Merger/Acquisition Strategy

A new trend in franchise growth is a more complex strategy to purchase independent businesses in one vertical market that lack sophistication and systems that would have enhanced their revenues and profits.  The franchise company or its franchisees under the direction of the franchise system purchase this independent operators in a new geographic market, convert them to the new system and greatly increase gross revenues.

  1. This strategy gives the franchisee and the franchise company very rapid penetration into a new market and makes debt financing much easier to obtain. Banks and other sources like the idea of established cash flow, new management, new systems and a regional or national presence.
  2. The strategy is also attractive to certain types of private equity groups since it somewhat mirrors a roll-up strategy – but with much more control and proven results.

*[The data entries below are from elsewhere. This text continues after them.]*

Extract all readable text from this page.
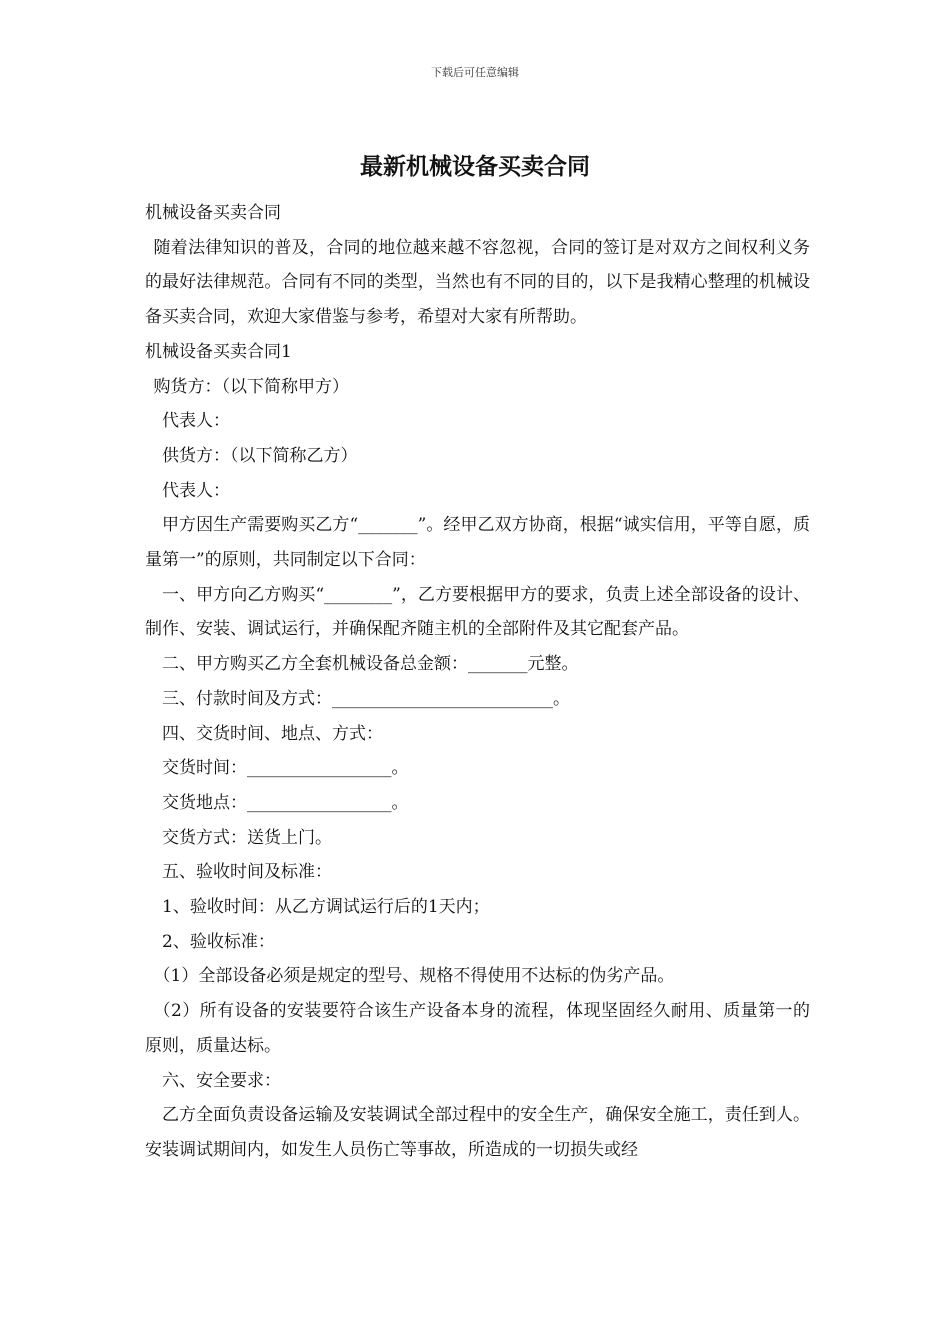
下载后可任意编辑
最新机械设备买卖合同

机械设备买卖合同

随着法律知识的普及，合同的地位越来越不容忽视，合同的签订是对双方之间权利义务的最好法律规范。合同有不同的类型，当然也有不同的目的，以下是我精心整理的机械设备买卖合同，欢迎大家借鉴与参考，希望对大家有所帮助。

机械设备买卖合同1

购货方：（以下简称甲方）

代表人：

供货方：（以下简称乙方）

代表人：

甲方因生产需要购买乙方“_______”。经甲乙双方协商，根据“诚实信用，平等自愿，质量第一”的原则，共同制定以下合同：

一、甲方向乙方购买“________”，乙方要根据甲方的要求，负责上述全部设备的设计、制作、安装、调试运行，并确保配齐随主机的全部附件及其它配套产品。

二、甲方购买乙方全套机械设备总金额：_______元整。

三、付款时间及方式：__________________________。

四、交货时间、地点、方式：

交货时间：_________________。

交货地点：_________________。

交货方式：送货上门。

五、验收时间及标准：

1、验收时间：从乙方调试运行后的1天内；

2、验收标准：

（1）全部设备必须是规定的型号、规格不得使用不达标的伪劣产品。

（2）所有设备的安装要符合该生产设备本身的流程，体现坚固经久耐用、质量第一的原则，质量达标。

六、安全要求：

乙方全面负责设备运输及安装调试全部过程中的安全生产，确保安全施工，责任到人。安装调试期间内，如发生人员伤亡等事故，所造成的一切损失或经
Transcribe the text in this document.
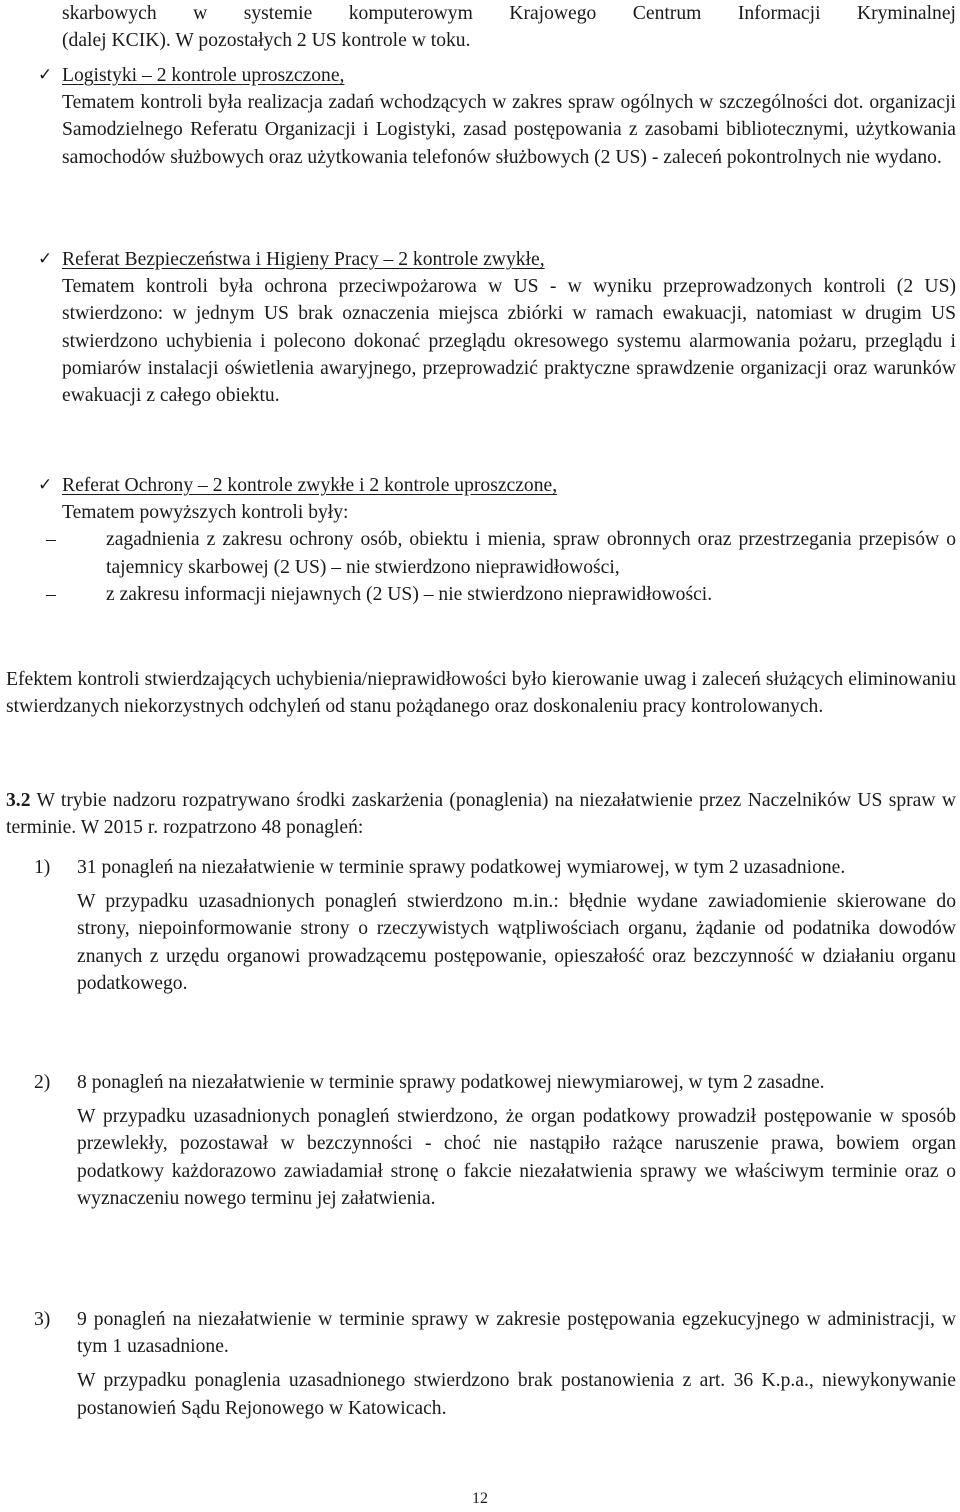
skarbowych w systemie komputerowym Krajowego Centrum Informacji Kryminalnej

(dalej KCIK). W pozostałych 2 US kontrole w toku.

✓ Logistyki – 2 kontrole uproszczone,

Tematem kontroli była realizacja zadań wchodzących w zakres spraw ogólnych w szczególności dot. organizacji Samodzielnego Referatu Organizacji i Logistyki, zasad postępowania z zasobami bibliotecznymi, użytkowania samochodów służbowych oraz użytkowania telefonów służbowych (2 US) - zaleceń pokontrolnych nie wydano.

✓ Referat Bezpieczeństwa i Higieny Pracy – 2 kontrole zwykłe,

Tematem kontroli była ochrona przeciwpożarowa w US - w wyniku przeprowadzonych kontroli (2 US) stwierdzono: w jednym US brak oznaczenia miejsca zbiórki w ramach ewakuacji, natomiast w drugim US stwierdzono uchybienia i polecono dokonać przeglądu okresowego systemu alarmowania pożaru, przeglądu i pomiarów instalacji oświetlenia awaryjnego, przeprowadzić praktyczne sprawdzenie organizacji oraz warunków ewakuacji z całego obiektu.

✓ Referat Ochrony – 2 kontrole zwykłe i 2 kontrole uproszczone,

Tematem powyższych kontroli były:

–	zagadnienia z zakresu ochrony osób, obiektu i mienia, spraw obronnych oraz przestrzegania przepisów o tajemnicy skarbowej (2 US) – nie stwierdzono nieprawidłowości,

–	z zakresu informacji niejawnych (2 US) – nie stwierdzono nieprawidłowości.

Efektem kontroli stwierdzających uchybienia/nieprawidłowości było kierowanie uwag i zaleceń służących eliminowaniu stwierdzanych niekorzystnych odchyleń od stanu pożądanego oraz doskonaleniu pracy kontrolowanych.

3.2 W trybie nadzoru rozpatrywano środki zaskarżenia (ponaglenia) na niezałatwienie przez Naczelników US spraw w terminie. W 2015 r. rozpatrzono 48 ponagleń:

1) 31 ponagleń na niezałatwienie w terminie sprawy podatkowej wymiarowej, w tym 2 uzasadnione.

W przypadku uzasadnionych ponagleń stwierdzono m.in.: błędnie wydane zawiadomienie skierowane do strony, niepoinformowanie strony o rzeczywistych wątpliwościach organu, żądanie od podatnika dowodów znanych z urzędu organowi prowadzącemu postępowanie, opieszałość oraz bezczynność w działaniu organu podatkowego.

2) 8 ponagleń na niezałatwienie w terminie sprawy podatkowej niewymiarowej, w tym 2 zasadne.

W przypadku uzasadnionych ponagleń stwierdzono, że organ podatkowy prowadził postępowanie w sposób przewlekły, pozostawał w bezczynności - choć nie nastąpiło rażące naruszenie prawa, bowiem organ podatkowy każdorazowo zawiadamiał stronę o fakcie niezałatwienia sprawy we właściwym terminie oraz o wyznaczeniu nowego terminu jej załatwienia.

3) 9 ponagleń na niezałatwienie w terminie sprawy w zakresie postępowania egzekucyjnego w administracji, w tym 1 uzasadnione.

W przypadku ponaglenia uzasadnionego stwierdzono brak postanowienia z art. 36 K.p.a., niewykonywanie postanowień Sądu Rejonowego w Katowicach.

12
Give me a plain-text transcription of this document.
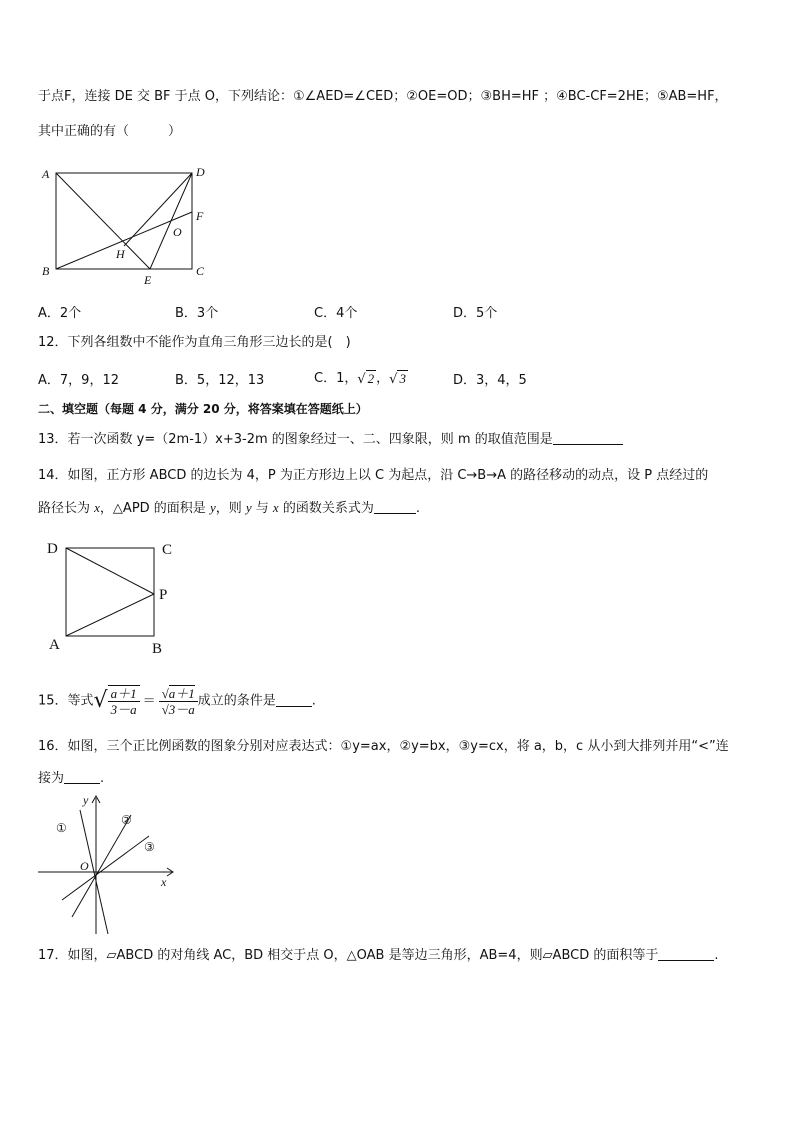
于点F，连接 DE 交 BF 于点 O，下列结论：①∠AED=∠CED；②OE=OD；③BH=HF ；④BC-CF=2HE；⑤AB=HF，
其中正确的有（　　　）
A	D
F
O
H
B
E
C
A．2个	B．3个	C．4个	D．5个
12．下列各组数中不能作为直角三角形三边长的是(　)
A．7，9，12	B．5，12，13	C．1，√ 2 ，√ 3	D．3，4，5
二、填空题（每题 4 分，满分 20 分，将答案填在答题纸上）
13．若一次函数 y=（2m-1）x+3-2m 的图象经过一、二、四象限，则 m 的取值范围是
14．如图，正方形 ABCD 的边长为 4，P 为正方形边上以 C 为起点，沿 C→B→A 的路径移动的动点，设 P 点经过的
路径长为 x，△APD 的面积是 y，则 y 与 x 的函数关系式为	.
D	C
P
A	B
15．等式√ $\frac{a+1}{3-a} = \frac{√a+1}{√3-a}$ 成立的条件是	.
16．如图，三个正比例函数的图象分别对应表达式：①y=ax，②y=bx，③y=cx，将 a，b，c 从小到大排列并用“<”连
接为	.
y
x
O
①
②
③
17．如图，▱ABCD 的对角线 AC，BD 相交于点 O，△OAB 是等边三角形，AB=4，则▱ABCD 的面积等于	.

Franchising is also a liquidity strategy for small to midsized companies that have multiple locations and now want to increase their liquidity.  By converting company-owned units to franchises the company is able to recoup their investment, get a return on the investment and keep the franchisee as a royalty paying franchisee for years.

 What to expect:

  1. Franchising allows the company that owns intellectual property, trademarks, etc., to sell those rights to a third party under a restrictive agreement for a cash payment, on-going royalties and the third party undertakes all of the costs of establishing the business.
  2. The third party business owner (Franchisee) provides the management and in some cases may have the rights to greatly expand the franchise system in a designated area or region. The key advantage in the management is a business owner, controlled in many ways by the franchise agreement, who has a significant investment in the success of the franchise.  If done properly this profit incentive greatly enhances rapid market penetration.
  3. As franchise systems mature the franchisees may become the target for the franchise company to purchase them as company-owned operations and in effect it becomes a roll-up strategy for the franchise company and a liquidity strategy for the franchisee.